Climate change compounds the challenge. Unprecedented heat waves all over the country strain the grid, with air conditioning and refrigeration inducing greater peak demand for power than grid operators can manage. The same is true for heating demand during polar vortex events. Extreme temperatures—not to mention floods, high wind, melting permafrost, soil erosion and coastal saltwater intrusion—corrode and degrade grid infrastructure as well, both over the long term and during acute weather events. And then there is the companion investment in removing emissions from the power system, vehicles, and buildings to decarbonize the economy and clean the air.
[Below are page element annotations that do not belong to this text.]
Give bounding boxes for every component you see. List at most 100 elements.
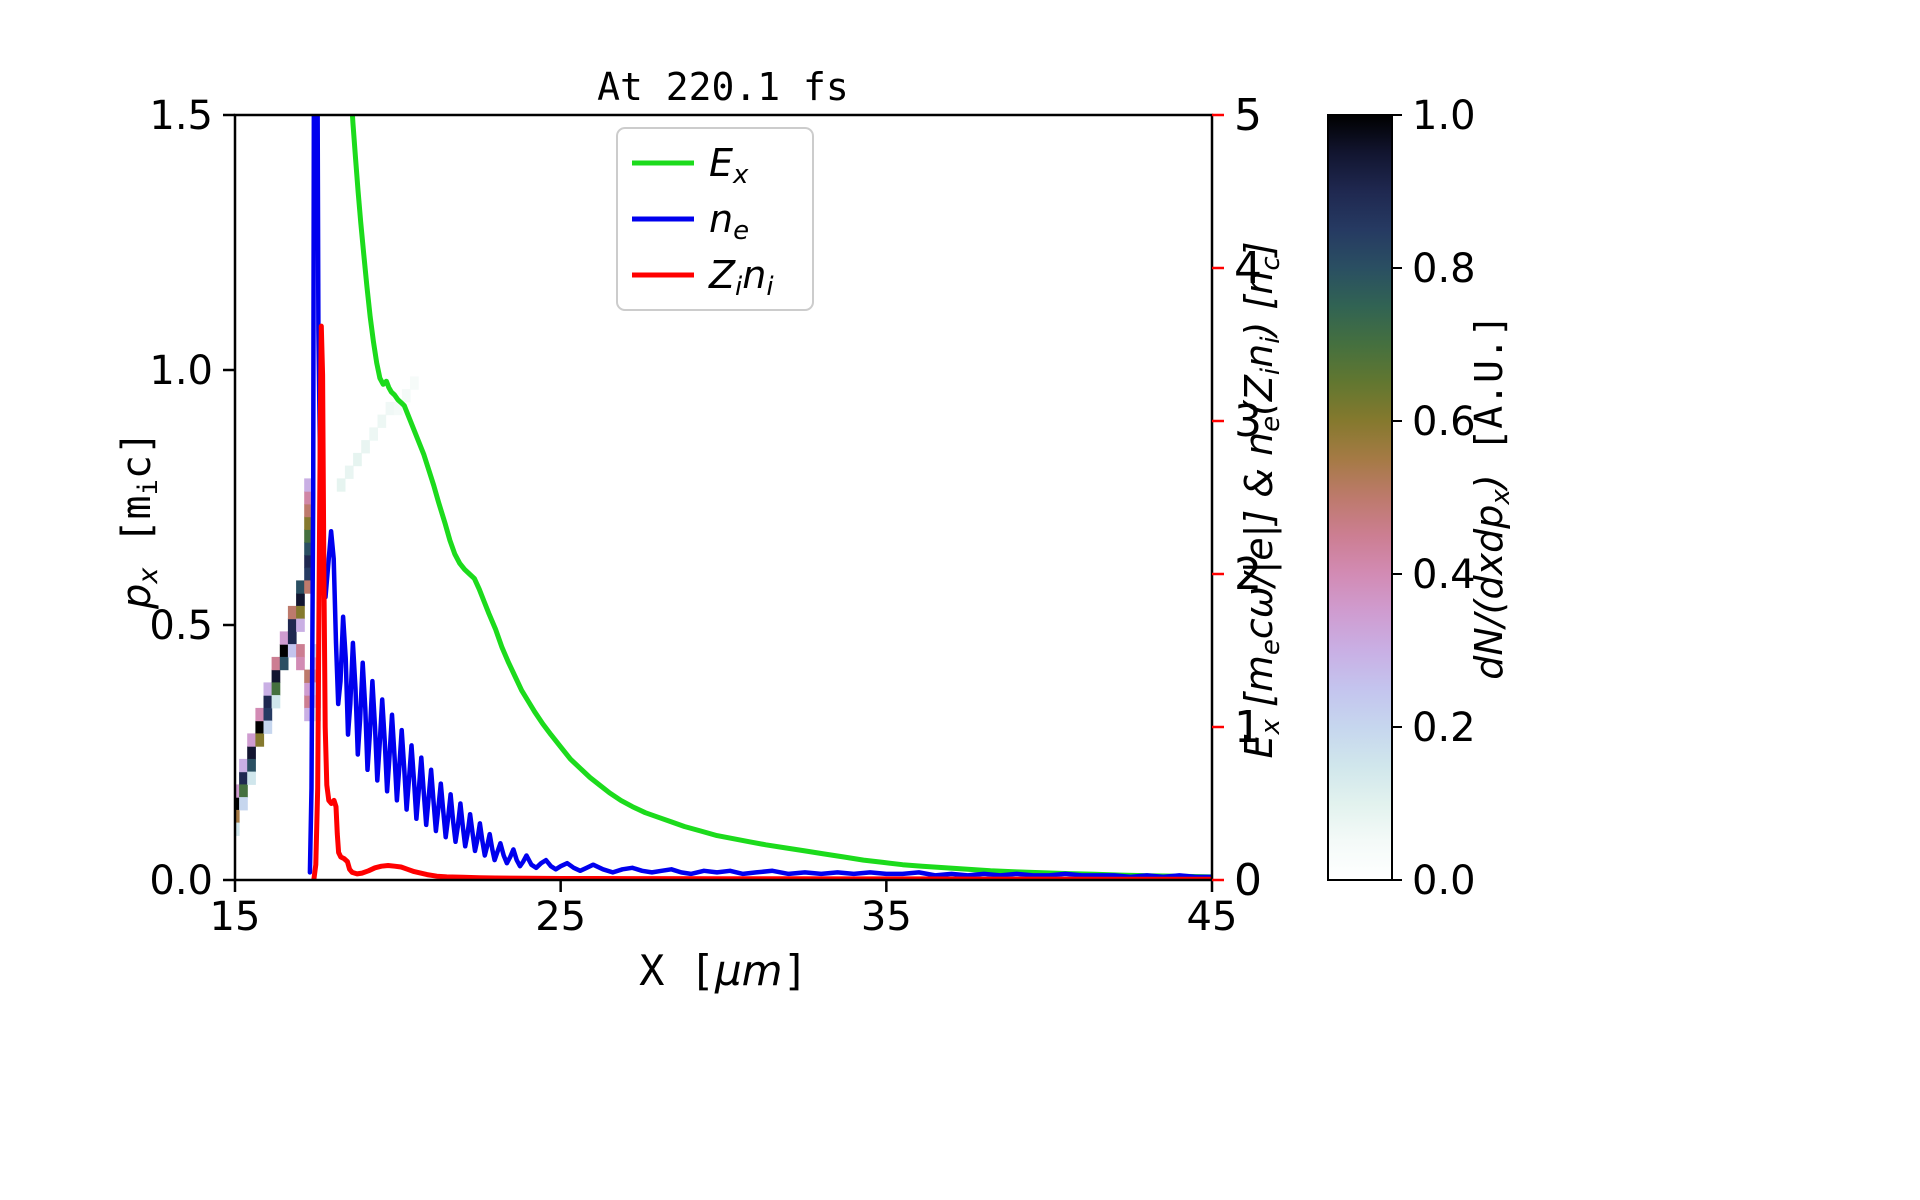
colorbar-tick-label: 0.2: [1412, 705, 1476, 751]
colorbar-tick-label: 0.0: [1412, 858, 1476, 904]
heatmap-cell: [377, 414, 387, 428]
legend-label: Ex: [709, 141, 749, 190]
heatmap-cell: [287, 631, 297, 645]
heatmap-cell: [235, 809, 240, 824]
colorbar: 0.0 0.2 0.4 0.6 0.8 1.0 dN/(dxdpx) [A.U.]: [1327, 93, 1516, 904]
heatmap-cell: [287, 605, 297, 620]
legend-label: ne: [709, 197, 749, 246]
y-left-tick-label: 0.0: [149, 858, 213, 904]
heatmap-cell: [271, 682, 281, 696]
curves-layer: [307, 115, 1212, 880]
heatmap-cell: [247, 758, 256, 773]
heatmap-cell: [247, 771, 256, 785]
y-right-tick-label: 3: [1234, 396, 1262, 447]
plot-title: At 220.1 fs: [597, 65, 849, 109]
heatmap-cell: [271, 669, 281, 683]
heatmap-cell: [344, 465, 354, 479]
series-Ex: [349, 115, 1212, 880]
heatmap-cell: [304, 682, 313, 696]
legend-box: [616, 127, 814, 311]
heatmap-cell: [296, 593, 305, 607]
heatmap-cell: [304, 503, 313, 518]
heatmap-cell: [304, 695, 313, 709]
legend: Ex ne Zini: [616, 127, 814, 311]
heatmap-cell: [393, 401, 403, 416]
heatmap-cell: [263, 682, 273, 696]
heatmap-cell: [255, 707, 265, 722]
colorbar-tick-label: 0.6: [1412, 399, 1476, 445]
legend-label: Zini: [708, 253, 774, 302]
x-tick-label: 15: [210, 894, 261, 940]
heatmap-cell: [369, 427, 378, 441]
heatmap-cell: [263, 707, 273, 722]
colorbar-tick-label: 0.8: [1412, 246, 1476, 292]
heatmap-cell: [255, 733, 265, 747]
colorbar-tick-label: 1.0: [1412, 93, 1476, 139]
colorbar-bar: [1327, 114, 1393, 881]
y-axis-label-right: Ex [mecω/|e|] & ne(Zini) [nc]: [1237, 242, 1286, 759]
heatmap-cell: [287, 618, 297, 632]
heatmap-cell: [304, 478, 313, 492]
heatmap-cell: [296, 580, 305, 594]
heatmap-cell: [247, 746, 256, 760]
heatmap-cell: [410, 376, 419, 390]
heatmap-cell: [304, 542, 313, 556]
heatmap-cell: [271, 656, 281, 671]
y-left-tick-label: 1.0: [149, 348, 213, 394]
heatmap-cell: [296, 605, 305, 620]
svg-text:px [mic]: px [mic]: [114, 431, 164, 610]
heatmap-cell: [239, 758, 248, 773]
heatmap-cell: [296, 644, 305, 658]
heatmap-cell: [247, 733, 256, 747]
x-tick-label: 35: [861, 894, 912, 940]
colorbar-tick-label: 0.4: [1412, 552, 1476, 598]
heatmap-cell: [235, 822, 240, 836]
svg-text:dN/(dxdpx) [A.U.]: dN/(dxdpx) [A.U.]: [1467, 314, 1516, 679]
labels-layer: X [μm] px [mic] Ex [mecω/|e|] & ne(Zini) […: [114, 242, 1286, 995]
heatmap-cell: [385, 401, 395, 416]
heatmap-cell: [304, 707, 313, 722]
heatmap-cell: [361, 440, 370, 454]
heatmap-cell: [279, 656, 289, 671]
heatmap-cell: [401, 389, 411, 403]
heatmap-cell: [304, 567, 313, 581]
heatmap-cell: [304, 669, 313, 683]
heatmap-cell: [296, 656, 305, 671]
colorbar-label: dN/(dxdpx) [A.U.]: [1467, 314, 1516, 679]
heatmap-cell: [239, 797, 248, 811]
y-right-tick-label: 0: [1234, 855, 1262, 906]
heatmap-cell: [287, 644, 297, 658]
heatmap-cell: [279, 631, 289, 645]
x-tick-label: 25: [535, 894, 586, 940]
heatmap-cell: [304, 516, 313, 530]
y-left-tick-label: 1.5: [149, 93, 213, 139]
x-axis-label: X [μm]: [639, 946, 808, 995]
heatmap-cell: [235, 797, 240, 811]
y-right-tick-label: 1: [1234, 702, 1262, 753]
heatmap-cell: [304, 529, 313, 543]
heatmap-cell: [271, 695, 281, 709]
heatmap-cell: [304, 491, 313, 505]
y-right-tick-label: 5: [1234, 90, 1262, 141]
heatmap-cell: [296, 618, 305, 632]
y-left-tick-label: 0.5: [149, 603, 213, 649]
y-right-tick-label: 4: [1234, 243, 1262, 294]
heatmap-cell: [304, 554, 313, 569]
heatmap-cell: [235, 784, 240, 798]
heatmap-cell: [255, 720, 265, 734]
heatmap-cell: [336, 478, 346, 492]
y-axis-label-left: px [mic]: [114, 431, 164, 610]
heatmap-cell: [263, 720, 273, 734]
heatmap-cell: [353, 452, 362, 467]
heatmap-cell: [239, 771, 248, 785]
y-right-tick-label: 2: [1234, 549, 1262, 600]
x-tick-label: 45: [1187, 894, 1238, 940]
svg-text:Ex [mecω/|e|] & ne(Zini) [nc]: Ex [mecω/|e|] & ne(Zini) [nc]: [1237, 242, 1286, 759]
heatmap-cell: [304, 580, 313, 594]
plot-border: [233, 113, 1214, 882]
series-ne: [307, 115, 1212, 880]
heatmap-cell: [263, 695, 273, 709]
One estimate found $7 trillion in grid upgrades and emissions reduction investments required for the U.S. power sector.
While some critics assert that investments in decarbonization draw scarce dollars and attention away from the grid reliability challenges, the reality is more complicated. In fact, investments in a range of technologies such as grid infrastructure hardening, long-distance transmission, smart grid technology, demand side management and efficiency, distributed renewable energy, and various forms of energy storage frequently serve both climate change and grid reliability goals. Reports suggest that the rapid buildout of wind and solar on Texas’ grid helped it withstand power use spikes from record heat waves this summer. Utilities such as New York’s ConEd, which has embraced a triple mandate of clean power, climate resilience and reliability in its business strategy and capital planning, believe that balancing these various objectives is not only possible but desirable. And the arrival of innovative energy businesses, addressing everything from burying utilities more cheaply to enhanced geothermal systems providing firm dispatchable power and using electric vehicles for grid power storage, is making these grid upgrades commercially and technologically feasible at a fast pace.
Fresh ideas combining reliability with resilience and Net Zero matched with ample federal funding and a dizzying array of new energy technologies give hope, but the challenges facing grid modernization remain dauntingly vast. In the near term, reckoning with the threat of power blackouts and poorly defended grid infrastructure is indispensable for managing climate risk and ensuring reliable electricity—as Lahaina tragically demonstrated.